A few substances may actually be near a limit. An example is rare earths important for electronic gear, like terbium and dysprosium, mined only in China so prices have sharply increased since 2007. In this case, conventional market signals prompt seeking other sources or substitutes. A New York Times summary can be found here.
A sneakier situation envelopes most raw materials, from tantalum to coal. Many rich old lodes have been worked out. Mining less concentrated, deeper sources tears up more property by moving more dirt using more aggressive recovery techniques. Where resources are widely dispersed, more energy is needed to obtain them, and people object to their backyard being chewed up. Examples include mountaintop coal mining, Colorado oil shale, and even uranium.
Some of the richest U.S. uranium deposits are on Navaho land.
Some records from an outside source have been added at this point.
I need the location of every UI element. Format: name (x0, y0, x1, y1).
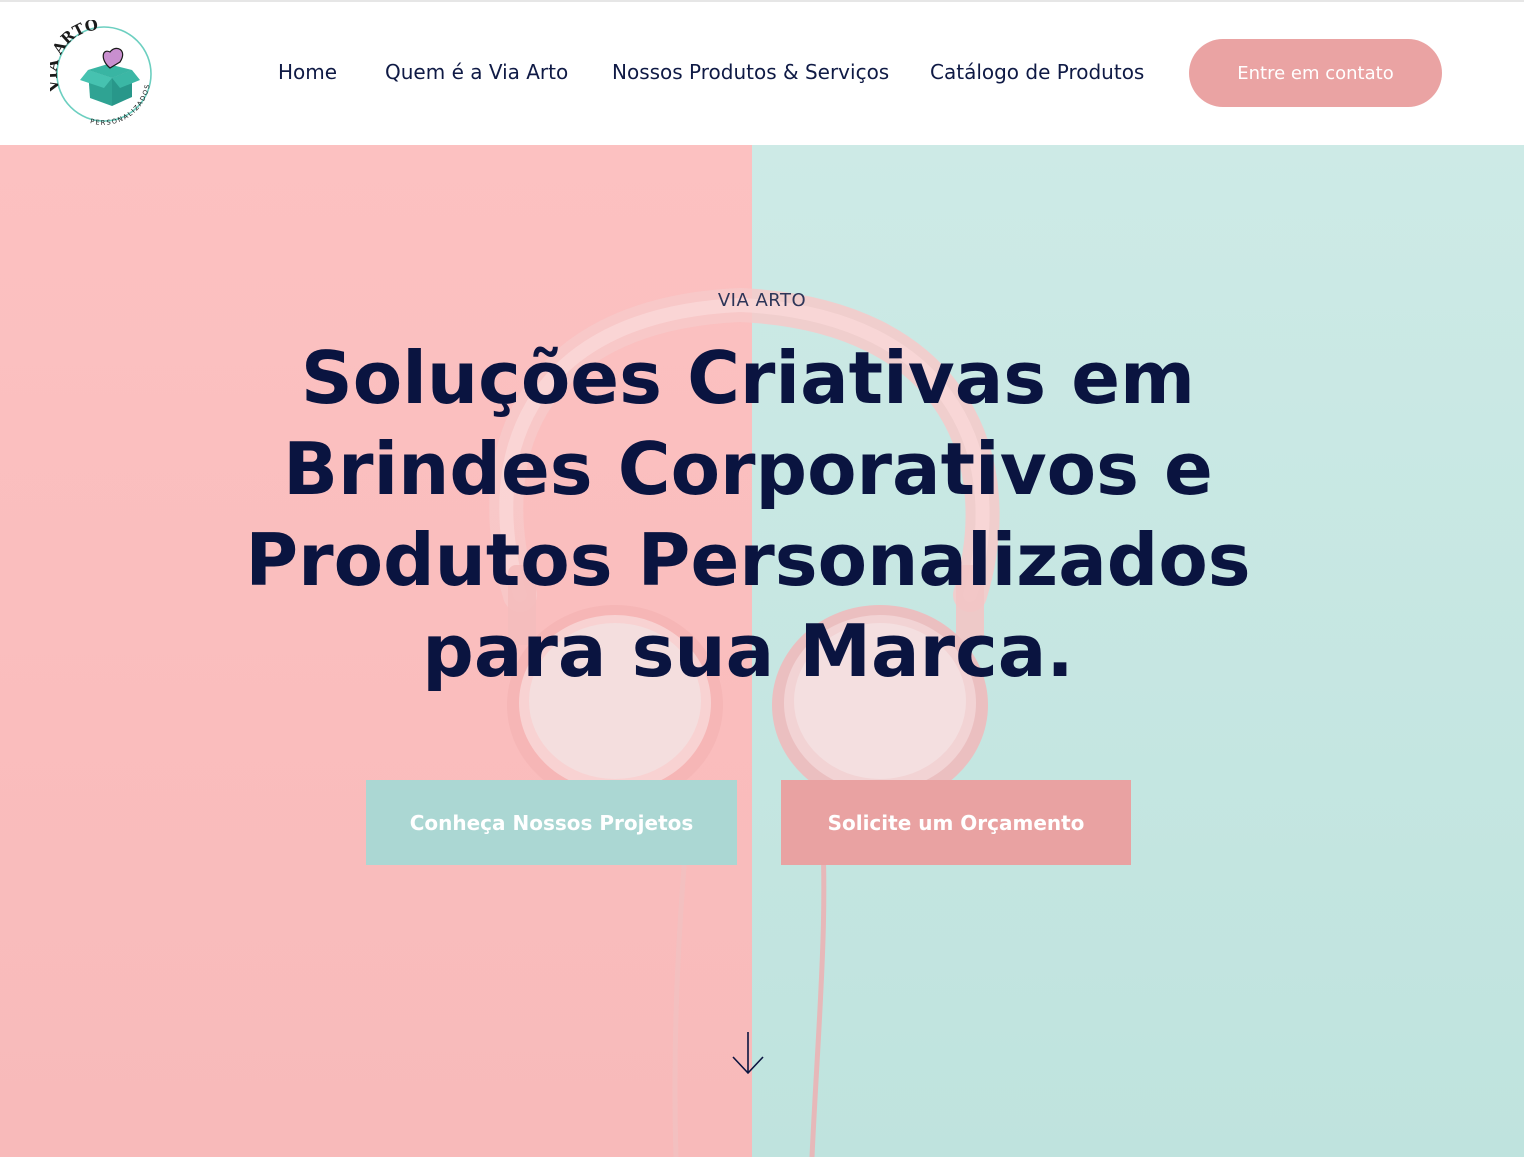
logo-graphic: VIA ARTO PERSONALIZADOS (43, 15, 152, 127)
projects-button[interactable]: Conheça Nossos Projetos (366, 780, 737, 865)
page: VIA ARTO PERSONALIZADOS Home Quem é a Vi… (0, 0, 1524, 1157)
quote-button[interactable]: Solicite um Orçamento (781, 780, 1131, 865)
nav-about[interactable]: Quem é a Via Arto (385, 57, 568, 87)
nav-catalog[interactable]: Catálogo de Produtos (930, 57, 1144, 87)
contact-button[interactable]: Entre em contato (1189, 39, 1442, 107)
hero-section: VIA ARTO Soluções Criativas em Brindes C… (0, 145, 1524, 1157)
hero-eyebrow: VIA ARTO (717, 290, 807, 311)
logo[interactable]: VIA ARTO PERSONALIZADOS (43, 15, 158, 128)
hero-headline: Soluções Criativas em Brindes Corporativ… (245, 336, 1251, 693)
site-header: VIA ARTO PERSONALIZADOS Home Quem é a Vi… (0, 0, 1524, 145)
nav-products-services[interactable]: Nossos Produtos & Serviços (612, 57, 889, 87)
arrow-down-icon[interactable] (730, 1030, 766, 1076)
nav-home[interactable]: Home (278, 57, 337, 87)
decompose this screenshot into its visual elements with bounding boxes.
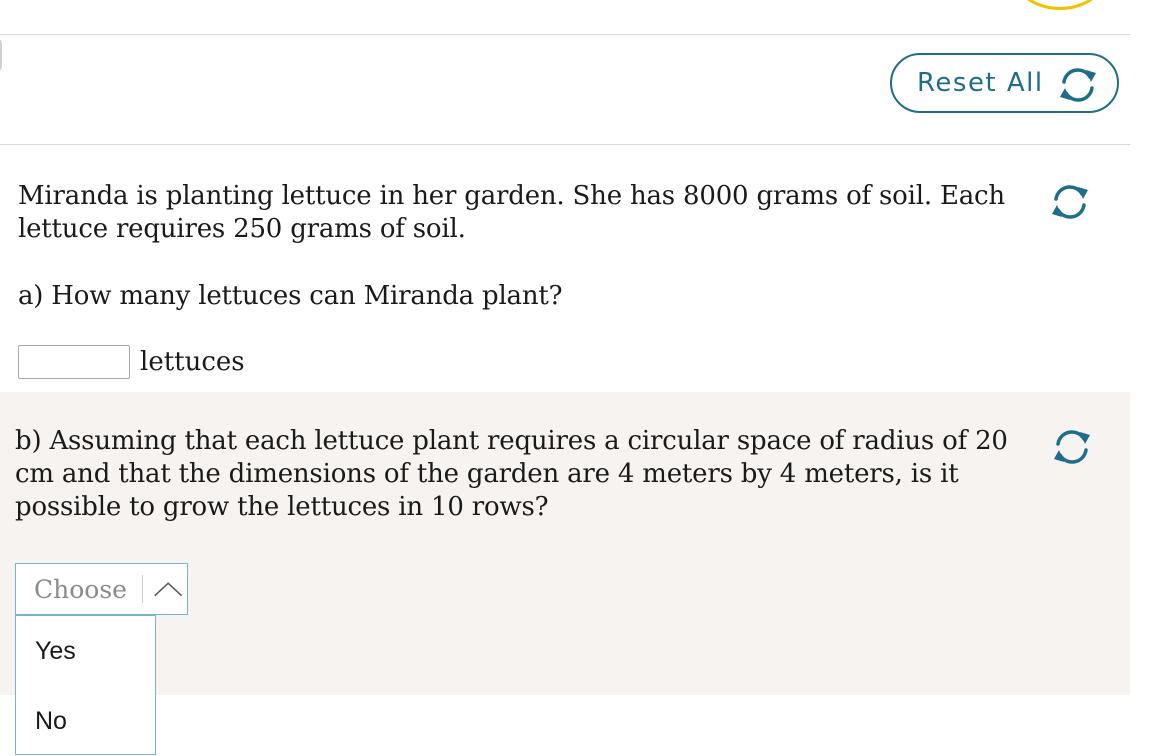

There uranium mining in the 1950s-1960s left such severe consequences that the Navaho have vowed never again. No one knows how this will play out. But uranium is not an inexhaustible resource either.
More dispersed or embedded resources take more energy and often more water to obtain. Examples are all around. For example, a recent controversy publicized by www.ProPublica.org is waste water from hydraulic fracturing to release natural gas from rock. Energy, chemicals, and lots of water combine to break up rock and release gas — a process that was long non-economic. Now hydraulic fracturing is alleged to let chemicals permeate water tables near fractionation sites.
Peak oil has now entered mainstream news off and on, and credible sources (amid the ranters) are easy to find on the internet. The latest issue of the The World’s Water edited by Peter Gleick (an authoritative source on global water) even broaches the possibility of “peak water.” Peak water is impossible as a global phenomenon, but in many localities fresh water is nearly tapped out.
This skimpy picture of shortages is far from exhaustive, but shortages feed on each other because a shortage of one resource limits the ability to obtain others. They add up to a resource-short future at projected demand levels using current technology.